CBS Chicago uncovered the 2013 incident in which the Rev. Catherine Brown said she was “treated like an animal.”
BY: ANGELA BRONNER HELM
Posted: May 1, 2016
By the end of the night, the woman had had a gun drawn on her, been hit by a police car and pepper-sprayed, and been charged with attempted murder.
A CBS Chicago investigation blew open the heinous case—in which the reporters have squad-car video, 911 calls and complaints against these officers—wide open.
The news outlet reports that three years ago, the Rev. Catherine Brown was driving down her alley heading to her driveway. She says that she saw a squad car speeding toward her without lights or sirens, so she blew her horn because she thought the police might hit her.
She said that Officer Michelle Morsi Murphy and Officer Jose Lopez were blocking her driveway, and Murphy jumped out of the squad car cursing and ordered her to move her civilian vehicle … from in front of her own home.
“It startled me,” Brown said to CBS. “I reached for my license … the other officer takes the gun and points it at the front of my head.”
The outlet reports that Brown called 911 repeatedly. Those tapes reveal that she felt threatened and in danger.
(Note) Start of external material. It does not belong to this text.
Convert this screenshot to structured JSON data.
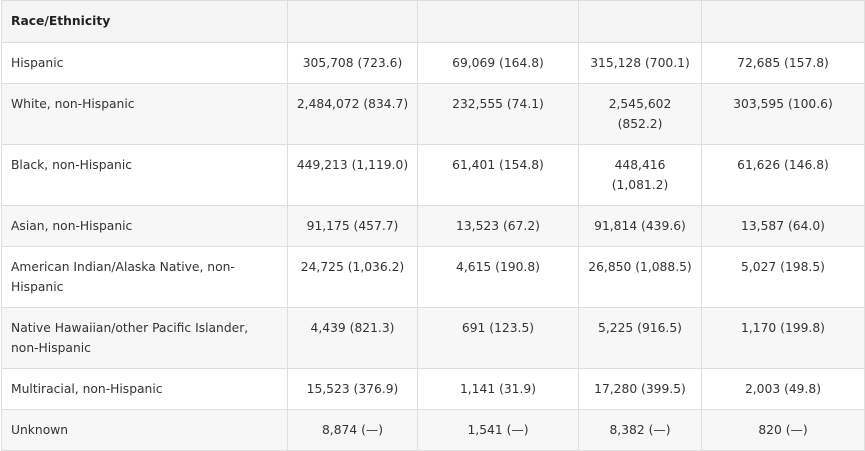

She repeatedly asked for a lieutenant and police to come and help. Her daughters’ screams can be heard on the calls.
Brown said that the officers forced her door open. Terrified, she drove backward out of the alley.
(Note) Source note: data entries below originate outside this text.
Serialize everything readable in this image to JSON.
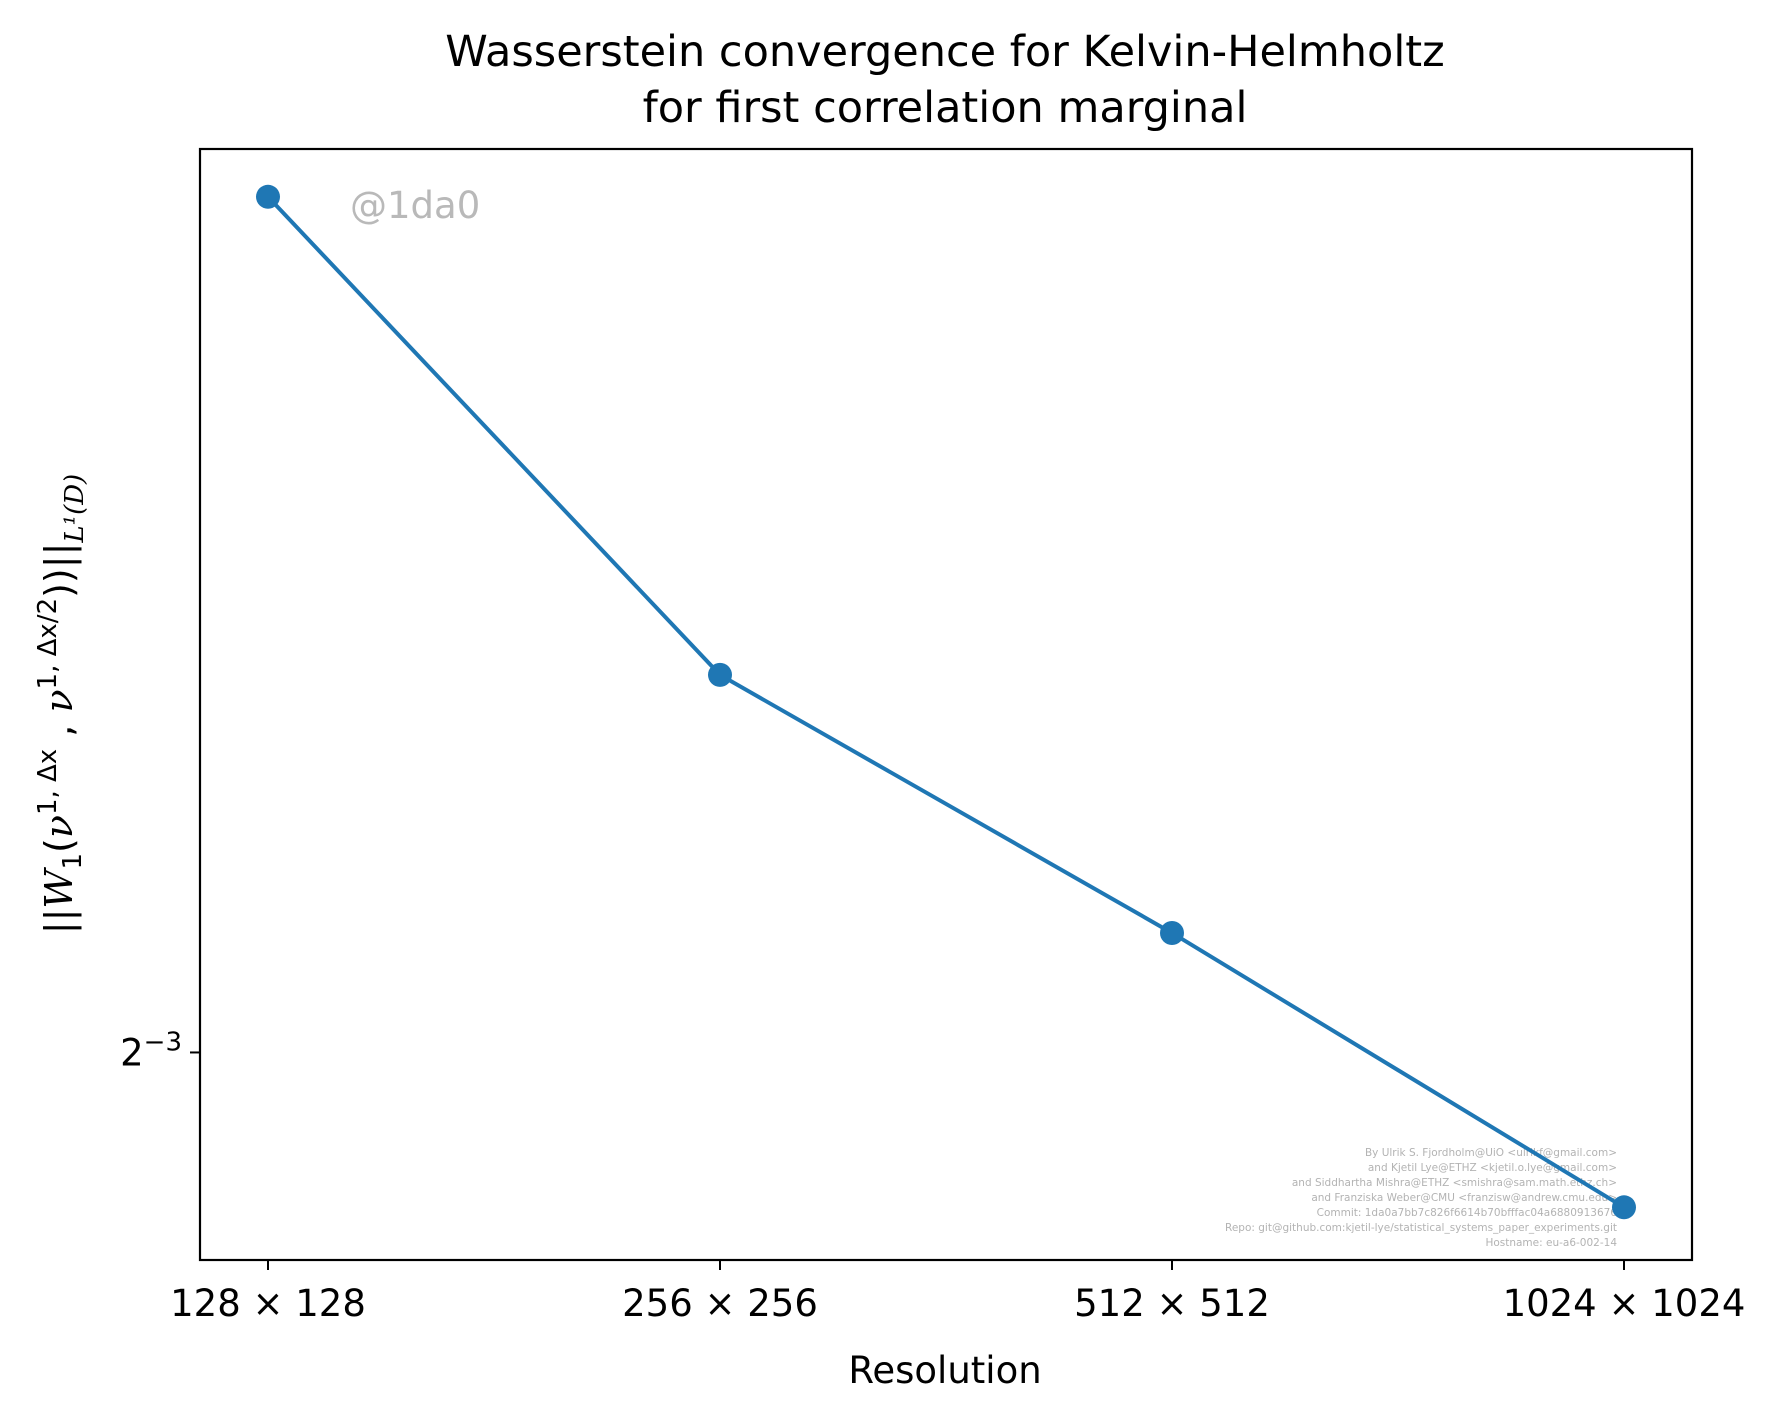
{
  "chart_data": {
    "type": "line",
    "title_lines": [
      "Wasserstein convergence for Kelvin-Helmholtz",
      "for first correlation marginal"
    ],
    "xlabel": "Resolution",
    "ylabel": {
      "open": "||",
      "W": "W",
      "W_sub": "1",
      "paren_open": "(",
      "nu1": "ν",
      "nu1_sup": "1, Δx",
      "comma": " , ",
      "nu2": "ν",
      "nu2_sup": "1, Δx/2",
      "paren_close": "))",
      "close": "||",
      "norm_sub": "L¹(D)"
    },
    "categories": [
      "128 × 128",
      "256 × 256",
      "512 × 512",
      "1024 × 1024"
    ],
    "x_scale": "log2",
    "x": [
      128,
      256,
      512,
      1024
    ],
    "y_scale": "log2",
    "yticks": [
      {
        "base": "2",
        "exp": "−3",
        "value": 0.125
      }
    ],
    "series": [
      {
        "color": "#1f77b4",
        "marker": "circle",
        "values": [
          0.241,
          0.167,
          0.137,
          0.111
        ]
      }
    ],
    "ylim": [
      0.1066,
      0.25
    ],
    "grid": false,
    "watermark": "@1da0",
    "credits": [
      "By Ulrik S. Fjordholm@UiO <ulrikf@gmail.com>",
      "and Kjetil Lye@ETHZ <kjetil.o.lye@gmail.com>",
      "and Siddhartha Mishra@ETHZ <smishra@sam.math.ethz.ch>",
      "and Franziska Weber@CMU <franzisw@andrew.cmu.edu>",
      "Commit: 1da0a7bb7c826f6614b70bfffac04a6880913676",
      "Repo: git@github.com:kjetil-lye/statistical_systems_paper_experiments.git",
      "Hostname: eu-a6-002-14"
    ]
  }
}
“Now she’s chasing me with the car. I come to a complete stop, and then she takes the car and rams it into me,” Brown says of the officer who hit her car with her children in it.
Morsi Murphy then pepper-sprays her, and the spray hits her baby, too. Lopez reportedly laughs. Then Morsi Murphy gets on top of a parked car and draws her gun and points it at Brown. Another officer strikes the car with a metal wand. Brown is taken down and dragged from the car.
Brown was then, incredibly, charged with attempted murder because Morsi Murphy claimed that Brown had dragged her. Brown was acquitted, but she was convicted of reckless conduct, a misdemeanor, for driving in reverse. She is appealing the conviction.
A Chicago Police Department spokesperson declined to discuss the case, citing pending litigation.